General Motors Blasts Q3 Profit Forecast on Pickup, SUV Demand

GM followed its domestic rival Ford in posting much stronger-than-expected third quarter earnings linked to improving domestic demand.

General Motors Co.  (GM) - Get Report posted much stronger-than-expected third quarter earnings Thursday thanks to improving domestic demand for pickups and SUVs.

General Motors said adjusted diluted earnings for the three months ending in September came in at 2.83 per share, up 64.5% from the same period last year and firmly ahead of the Street consensus forecast of $1.38 per share. Group revenues, General Motors said, were essentially flat to last year at $35.5 billion and matched analysts' forecasts.
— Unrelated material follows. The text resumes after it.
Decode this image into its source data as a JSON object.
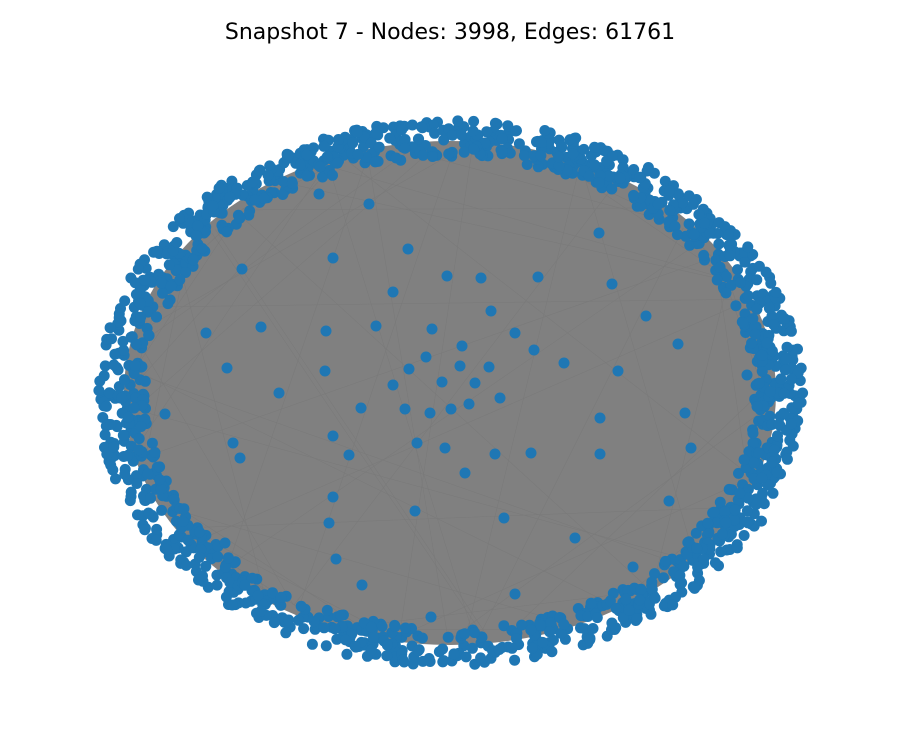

“This year, and the third quarter, is a testament to GM’s resilience. We entered the pandemic in a strong position and acted decisively to keep our teams safe, conserve cash and preserve liquidity, all while keeping our critical product programs on track," said CEO Mary Barra. "Now we are well positioned to meet rising customer demand, accelerate our transformation and deliver our vision of a world with zero crashes, zero emissions and zero congestion.”  

General Motors shares were marked 3.44% higher in early trading Thursday immediately following the earnings release to change hands at $36.37 each, extending their six-month gain to around 73%.

"Through the third quarter, GM’s large pickups gained 1.7 percentage points in retail market share, leading the segment with 37.5 percent share (J.D. Power)," the company said. "GM’s all-new full-size SUVs are in high demand; the Chevrolet Tahoe and Suburban, and GMC Yukon and Yukon XL gained three percentage points in retail segment share since launching in the second quarter."  

China sales, GM said, rose 12% from last year as the world's biggest car market emerged from coronavirus lockdowns. Worldwide sales, GM said, slipped 4% to 1.793 million units.

Late last month, U.S. rival Ford Motor Co.  (F) - Get Report posted a surge in third quarter earnings, thanks to a 10.5% jump in revenues, thanks in part to the strongest north American profit margins in four years.

Ford also said it expects to see solid gains over the final months of the year, forecasting 2020 adjusted earnings in the range of break-even to a loss of $500 million, thanks in part to continued domestic demand for its higher-margin pickups and SUVs.

Ford shares were marked 1.7% higher in pre-market trading following the GM results at $7.77 each.